Aku tidak sabar menunggu respon dari wanita ini. Bagaimana jika dia tahu bahwa suami yang dibanggakannya itu sudah memiliki wanita lain selain dia!

Safira harus turut merasakan bagaimana sakitnya yang aku alami sekarang ini.

"Hhmm, mungkin yang Mbak Lisya lihat itu istri pertamanya, Mbak!" sahut wanita itu santai dan hal itu cukup membuatku melongo. Sungguh di luar dugaan. Istri pertama? Artinya Safira tahu jika Mas Gandhi punya istri namun tidak tahu jika aku lah orangnya.

"Maksudnya, suami Mbak Safira ini sudah berkeluarga dan Mbak Safira istri keduanya?" tanyaku menyelidik. Sebenarnya aku sudah tidak tahan untuk terus bersandiwara namun rasa penasaranku membuatku menahan semua emosi yang hendak tumpah.

Aku ingin tahu lebih jauh tentang pernikahan mereka dan juga karakter wanita di hadapanku ini agar aku mudah melampiaskan rasa sakit hati pada Mas Gandhi nanti.

"Sstt ... jangan keras-keras, Mbak!" ucapnya memohon sambil meletakkan jari telunjuk di bibir sebab ada beberapa orang lain lagi di rumah itu. Entah siapa mereka, sepertinya pihak catering yang hendak memberikan sampel makanan di acara baby shower lusa.
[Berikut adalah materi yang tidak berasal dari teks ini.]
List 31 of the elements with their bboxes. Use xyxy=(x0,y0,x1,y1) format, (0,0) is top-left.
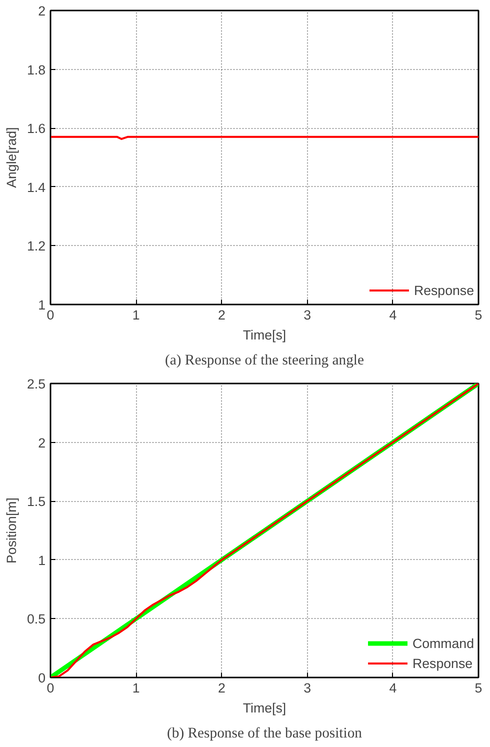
x-tick-label: 3 xyxy=(304,680,312,696)
legend-label: Response xyxy=(414,282,474,298)
x-axis-title: Time[s] xyxy=(242,700,286,716)
y-tick-label: 1.6 xyxy=(26,121,46,136)
x-tick-label: 2 xyxy=(218,308,226,322)
y-axis-title: Position[m] xyxy=(4,498,19,564)
y-tick-label: 2.5 xyxy=(26,376,46,392)
text: (b) Response of the base position xyxy=(167,726,363,742)
x-tick-label: 3 xyxy=(304,308,312,322)
y-tick-label: 1.8 xyxy=(26,62,46,78)
y-tick-label: 2 xyxy=(38,4,46,18)
y-tick-label: 1 xyxy=(38,552,46,568)
y-tick-label: 0.5 xyxy=(26,612,46,627)
legend-label: Response xyxy=(412,656,473,670)
y-tick-label: 1.5 xyxy=(26,494,46,510)
x-tick-label: 1 xyxy=(132,308,140,322)
y-tick-label: 1 xyxy=(38,298,46,312)
x-tick-label: 1 xyxy=(132,680,140,696)
x-tick-label: 4 xyxy=(389,680,398,696)
x-tick-label: 4 xyxy=(389,308,398,322)
x-tick-label: 2 xyxy=(218,680,226,696)
y-axis-title: Angle[rad] xyxy=(4,127,19,188)
y-tick-label: 1.2 xyxy=(26,238,46,254)
y-tick-label: 0 xyxy=(38,670,46,686)
x-tick-label: 5 xyxy=(474,308,482,322)
y-tick-label: 1.4 xyxy=(26,180,46,195)
x-tick-label: 5 xyxy=(474,680,482,696)
x-axis-title: Time[s] xyxy=(242,328,286,342)
y-tick-label: 2 xyxy=(38,435,46,450)
legend-label: Command xyxy=(412,636,474,650)
text: (a) Response of the steering angle xyxy=(164,352,364,368)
Aku mengangguk sembari mengikuti pergerakan matanya yang mengawasi sekitar, meski rasanya ingin sekali mencungkil mata yang dihiasi bulu mata palsu itu.

"Jadi Mbak tahu kalau suami Mbak ini sudah berkeluarga. Kenapa mau, Mbak?" tanyaku lagi dengan detak jantung yang terus berpacu semakin kuat. Tiba-tiba aku merasa jijik melihat wanita ini. Bukan hanya centil, rupanya dia juga murahan. Mungkin itu jua lah yang menjadi daya tarik untuk memikat Mas Gandhi yang ternyata mata keranjang.
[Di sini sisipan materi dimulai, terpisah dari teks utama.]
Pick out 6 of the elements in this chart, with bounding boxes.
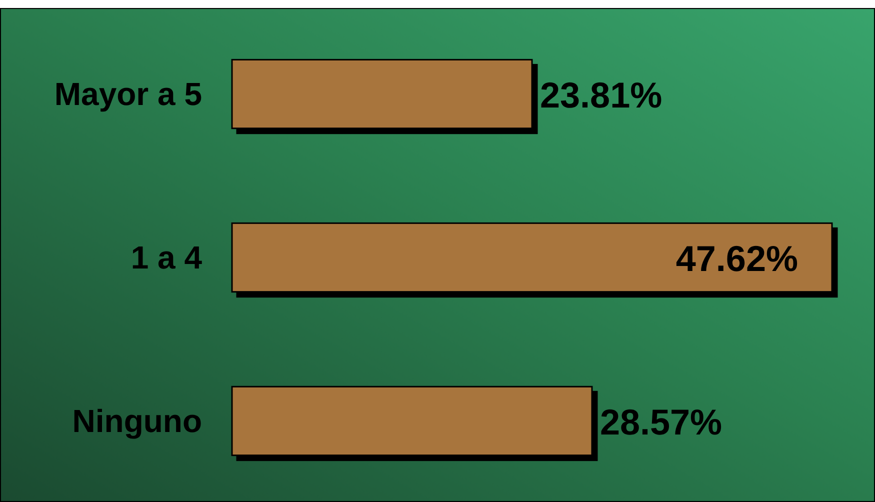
- data-label: 28.57%: [600, 402, 722, 443]
- y-tick-label: 1 a 4: [130, 240, 202, 276]
- data-label: 47.62%: [676, 238, 798, 280]
- y-tick-label: Ninguno: [72, 403, 202, 440]
- data-label: 23.81%: [540, 74, 662, 116]
- y-tick-label: Mayor a 5: [54, 76, 202, 112]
Padahal jika dibandingkan dengan aku, Safira tidak ada apa-apanya denganku. Kecantikannya hanya karena bedak dan make up yang dipoles tebal. Sementara aku, alami dengan riasan seadanya saja.
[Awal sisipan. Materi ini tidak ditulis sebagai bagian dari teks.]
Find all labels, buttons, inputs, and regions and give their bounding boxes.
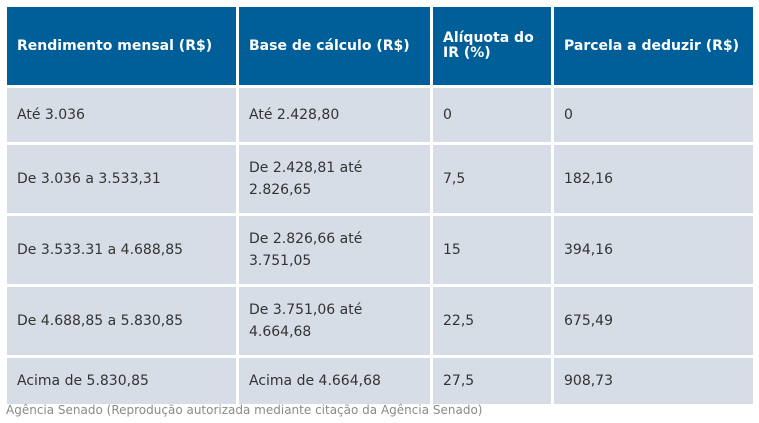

Dan menurutku, Safira adalah perawan tua yang sudah bosan melajang dan rela menikah untuk melepas gelar itu meski dengan pria beristri sekali pun. Sepertinya maduku ini usianya jauh di atasku yang masih berusia dua puluh tujuh tahun. Dari parasnya, ia seumuran dengan Mas Gandhi yang sudah berkepala tiga.

"Aku memang istri kedua, Mbak. Tapi itu dulu, suamiku sudah bercerai dengan istri pertama yang jelek dan gendut itu. Wajar dong kalau Mas Gandhi lebih memilih menikah lagi karena istri pertamanya sangat tidak terawat. Pria mana coba yang betah hidup dengan perempuan gendut, jelek, bau dan kerjanya hanya menghabiskan uang suami seperti Mbak Shanum itu?" cecar Safira dengan begitu percaya diri. Ia bicara sangat pelan seolah aibnya sebagai istri kedua tidak ingin terdengar orang lain lagi. Namun bodohnya, ia tidak tahu sama sekali sedang membocorkan rahasianya pada siapa.

Sungguh memalukan. Bisa-bisanya Mas Gandhi mengatakan aku jelek, gendut dan bau. Ia juga mengatakan bahwa aku hanya tahu meminta padahal hari-hari yang aku lalui tak pernah terlewat begitu saja tanpa bekerja. Meskipun tidak mengenakan seragam kantoran, tapi penghasilanku mampu menyaingi gaji mereka.

Safira memang cukup polos karena mengatakan hal seperti ini pada seseorang yang baru dikenalnya sepertiku. Ah ... polos atau t*lol? Tidak apa-apa, ketol*lannya telah membantuku mengungkap kebusukan Mas Gandhi.

Aku tidak menyangka jika ada wanita sint*ng seperti Safira yang rela menjadi istri kedua dari seorang pria yang jelas-jelas ia ketahui sudah berkeluarga. Awalnya, aku ingin memberi pelajaran pada Mas Gandhi saja, namun setelah mendengar penuturan langsung dari Safira, aku jadi berubah pikiran. Aku ingin memberikan pelajaran berharga bagi mereka berdua.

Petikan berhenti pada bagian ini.